Credo di averlo ripetuto in più occasioni (e oramai sto iniziando anche a stufarmi!): lo Smart Working è vitale per il futuro di un’organizzazione. Perché? Cosa significa? Senza giri di parole, le organizzazioni sono destinate a scomparire se non si evolvono e adottano un approccio che valorizza le persone mettendole in condizione di lavorare in maniera produttiva e armonica con spazi e tecnologie, lo Smart Working appunto, quello vero. Se non scompariranno domani, forse dopodomani. E nella lista c’è anche la tua se non si adatta.
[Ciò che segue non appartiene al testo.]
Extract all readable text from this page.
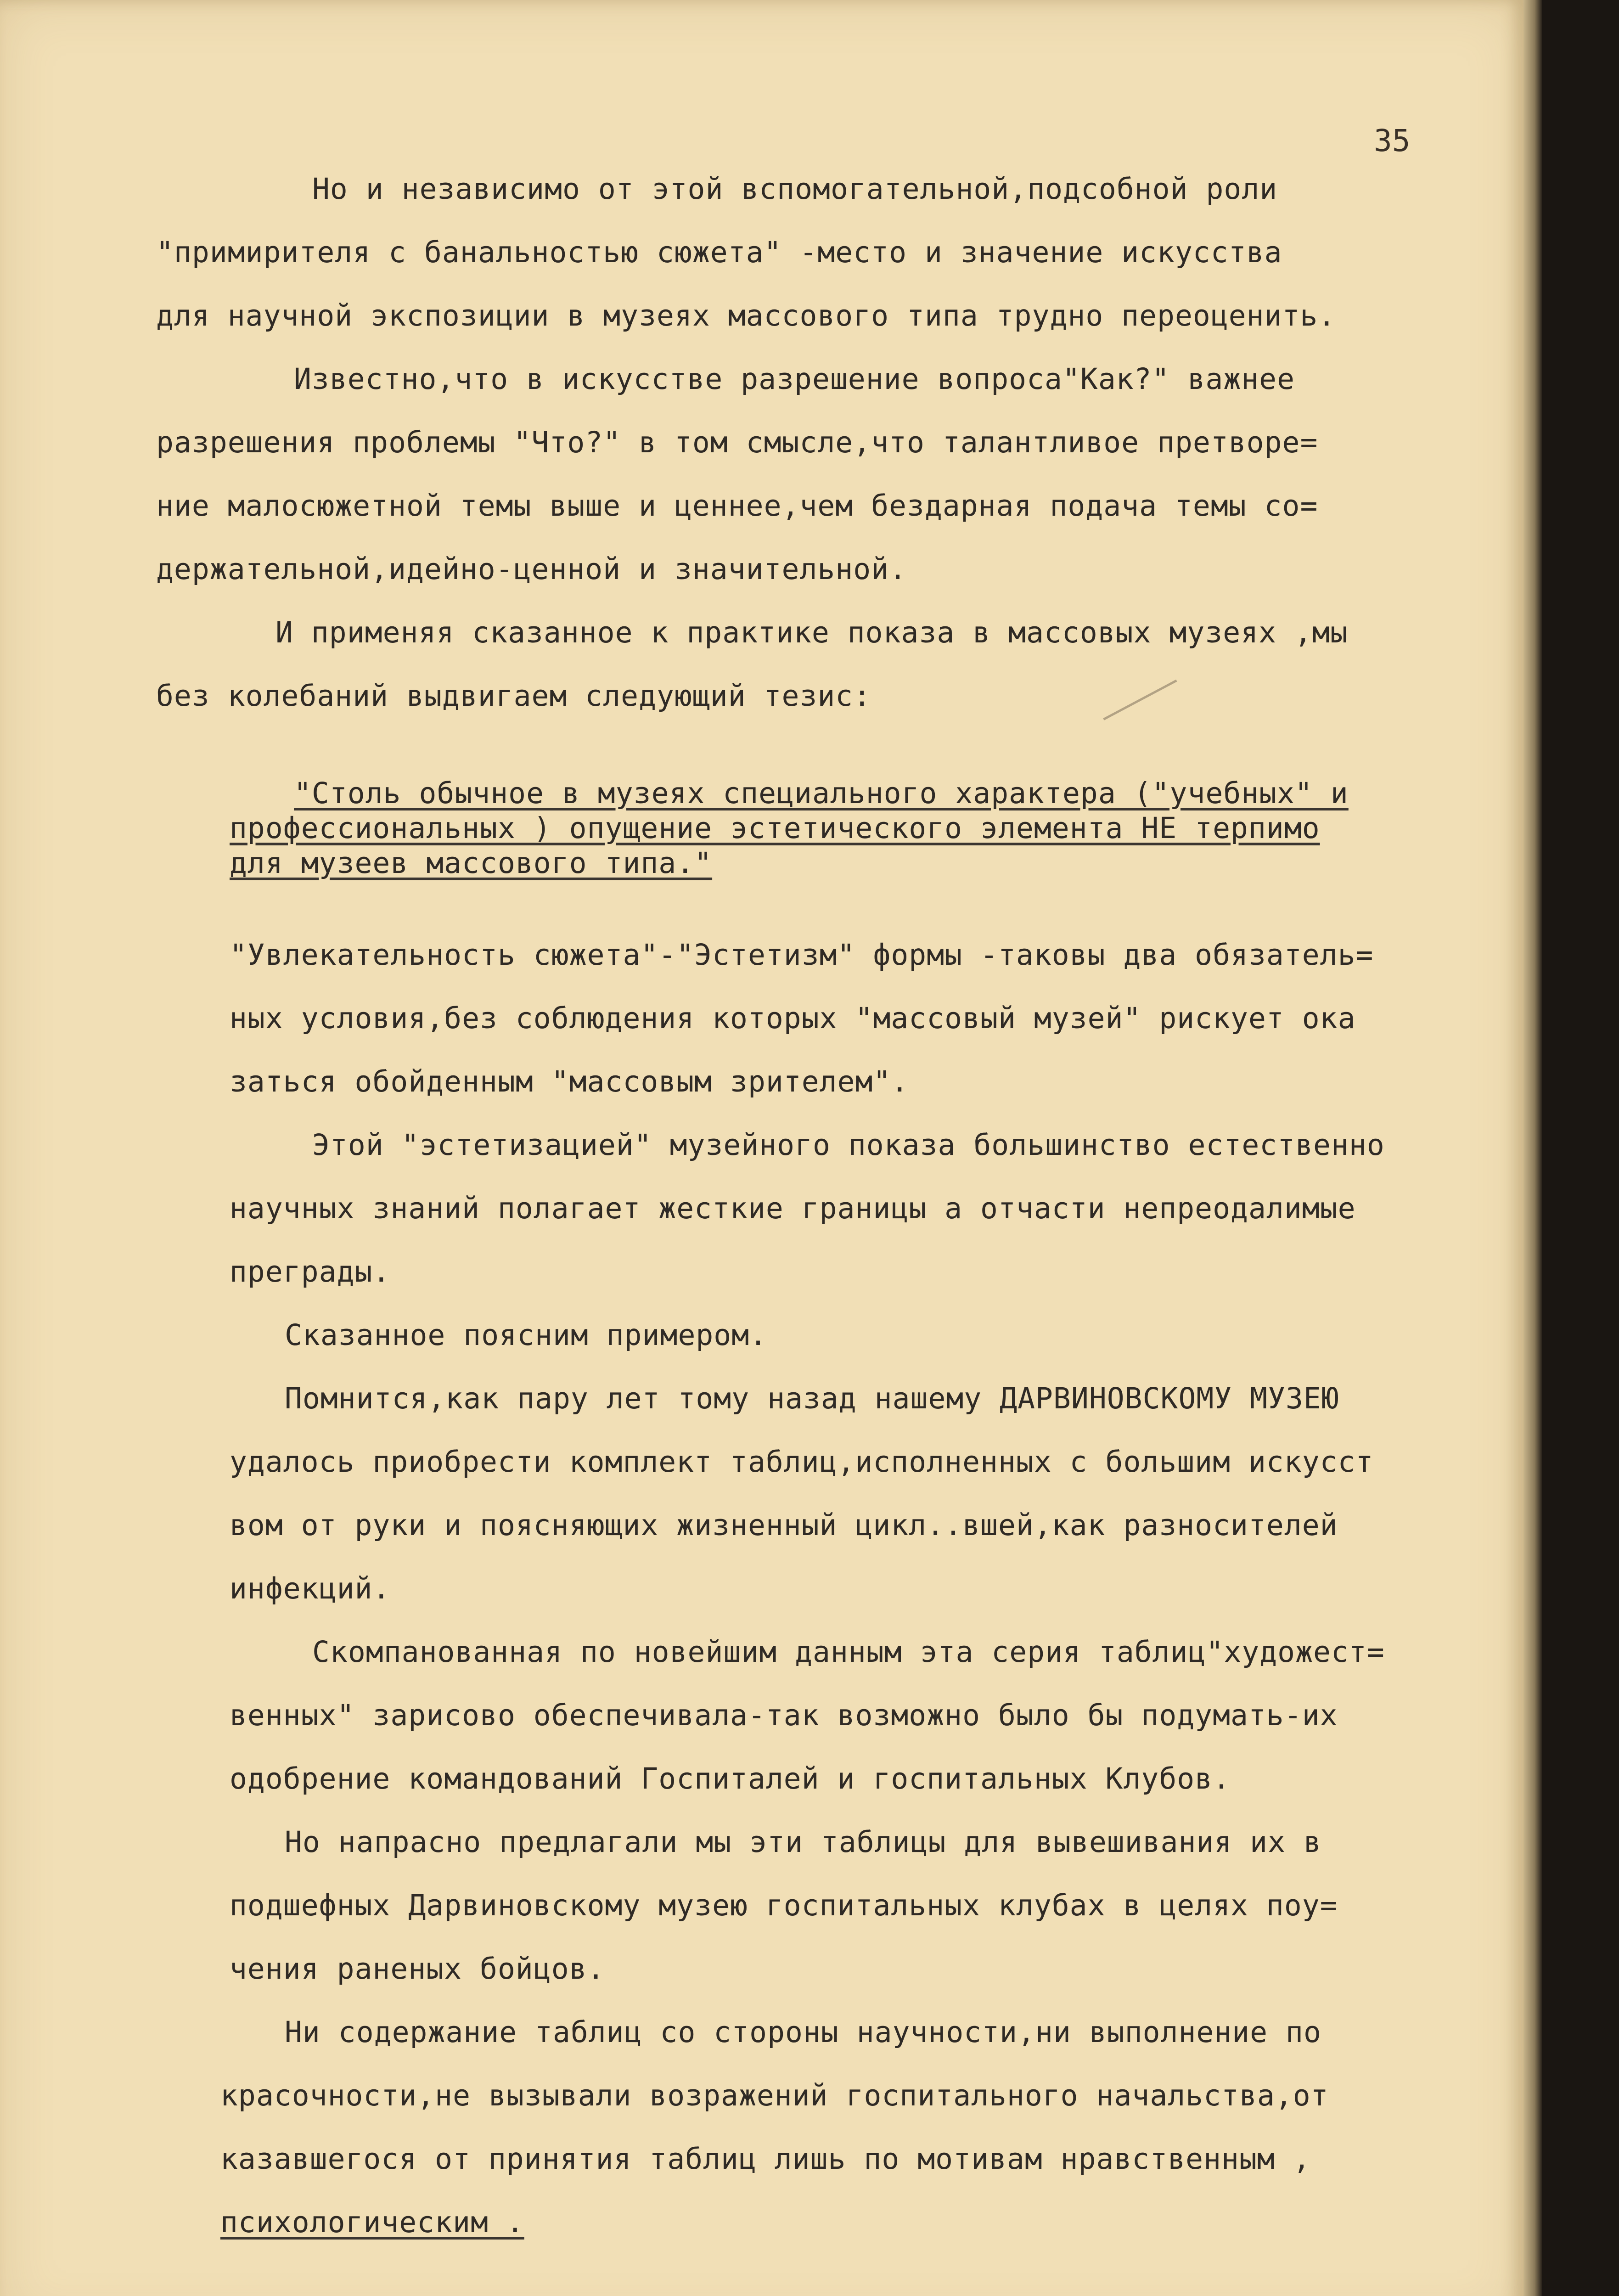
35
Но и независимо от этой вспомогательной,подсобной роли
"примирителя с банальностью сюжета" -место и значение искусства
для научной экспозиции в музеях массового типа трудно переоценить.
Известно,что в искусстве разрешение вопроса"Как?" важнее
разрешения проблемы "Что?" в том смысле,что талантливое претворе=
ние малосюжетной темы выше и ценнее,чем бездарная подача темы со=
держательной,идейно-ценной и значительной.
И применяя сказанное к практике показа в массовых музеях ,мы
без колебаний выдвигаем следующий тезис:
"Столь обычное в музеях специального характера ("учебных" и
профессиональных ) опущение эстетического элемента НЕ терпимо
для музеев массового типа."
"Увлекательность сюжета"-"Эстетизм" формы -таковы два обязатель=
ных условия,без соблюдения которых "массовый музей" рискует ока
заться обойденным "массовым зрителем".
Этой "эстетизацией" музейного показа большинство естественно
научных знаний полагает жесткие границы а отчасти непреодалимые
преграды.
Сказанное поясним примером.
Помнится,как пару лет тому назад нашему ДАРВИНОВСКОМУ МУЗЕЮ
удалось приобрести комплект таблиц,исполненных с большим искусст
вом от руки и поясняющих жизненный цикл..вшей,как разносителей
инфекций.
Скомпанованная по новейшим данным эта серия таблиц"художест=
венных" зарисово обеспечивала-так возможно было бы подумать-их
одобрение командований Госпиталей и госпитальных Клубов.
Но напрасно предлагали мы эти таблицы для вывешивания их в
подшефных Дарвиновскому музею госпитальных клубах в целях поу=
чения раненых бойцов.
Ни содержание таблиц со стороны научности,ни выполнение по
красочности,не вызывали возражений госпитального начальства,от
казавшегося от принятия таблиц лишь по мотивам нравственным ,
психологическим .
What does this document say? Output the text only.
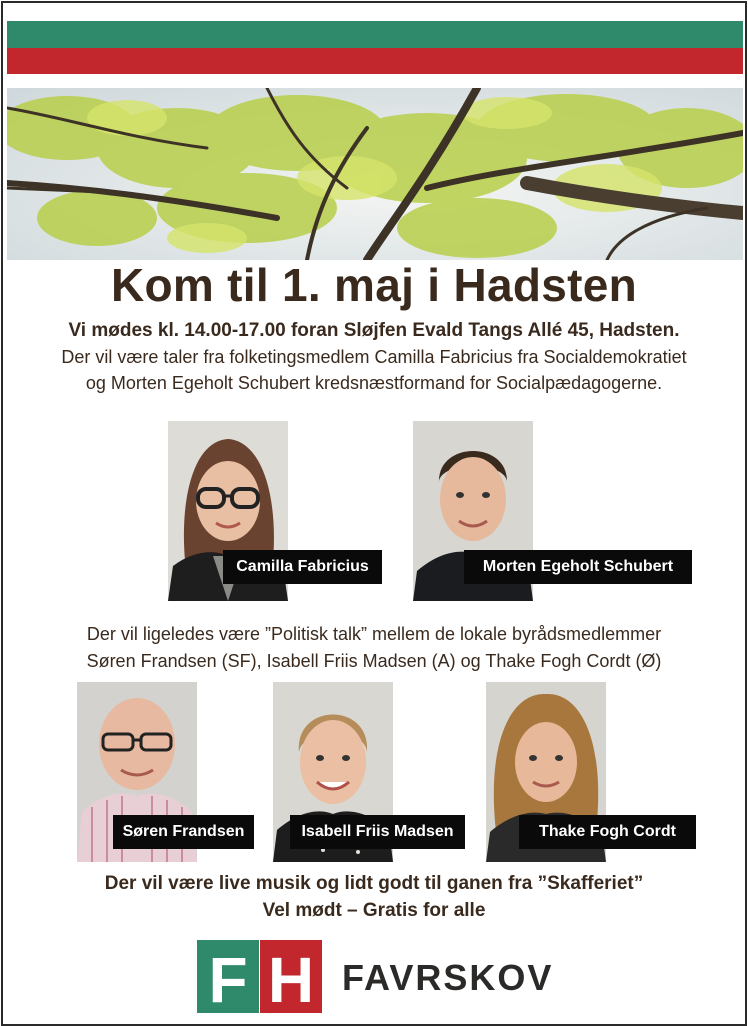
Kom til 1. maj i Hadsten
Vi mødes kl. 14.00-17.00 foran Sløjfen Evald Tangs Allé 45, Hadsten.
Der vil være taler fra folketingsmedlem Camilla Fabricius fra Socialdemokratiet
og Morten Egeholt Schubert kredsnæstformand for Socialpædagogerne.
Camilla Fabricius	Morten Egeholt Schubert
Der vil ligeledes være ”Politisk talk” mellem de lokale byrådsmedlemmer
Søren Frandsen (SF), Isabell Friis Madsen (A) og Thake Fogh Cordt (Ø)
Søren Frandsen	Isabell Friis Madsen	Thake Fogh Cordt
Der vil være live musik og lidt godt til ganen fra ”Skafferiet”
Vel mødt – Gratis for alle
F H FAVRSKOV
Chi avrebbe immaginato che 10 anni fa colossi come Kodak, Blockbuster, Nokia avrebbero distrutto le loro quote di mercato in così pochi anni? Attenzione: la causa non è da associare esclusivamente alla congiuntura economica o all’ingresso di nuovi concorrenti come Instagram, Netflix o Waze. Questi elementi hanno influito sicuramente, ma dietro a tutto ciò c’è stata l’incapacità di prevedere il futuro, l’obsolescenza di un modello decisionale e di management che vede solo i vertici come decisori e “gli altri” esecutori, l’impotenza nell’adattare la propria organizzazione e farla evolvere. Ma l’organizzazione da chi è fatta? Solo dal top management? NO! Da tutti. Perché tutti possono contribuire al futuro di un’organizzazione. Mettiamoli in condizione di lavorare in maniera produttiva, forniamogli la giusta tecnologia per favorire la collaborazione, garantiamogli la giusta mobilità e gli spazi adatti per essere soddisfatti e contenti. Questo è lo Smart Working.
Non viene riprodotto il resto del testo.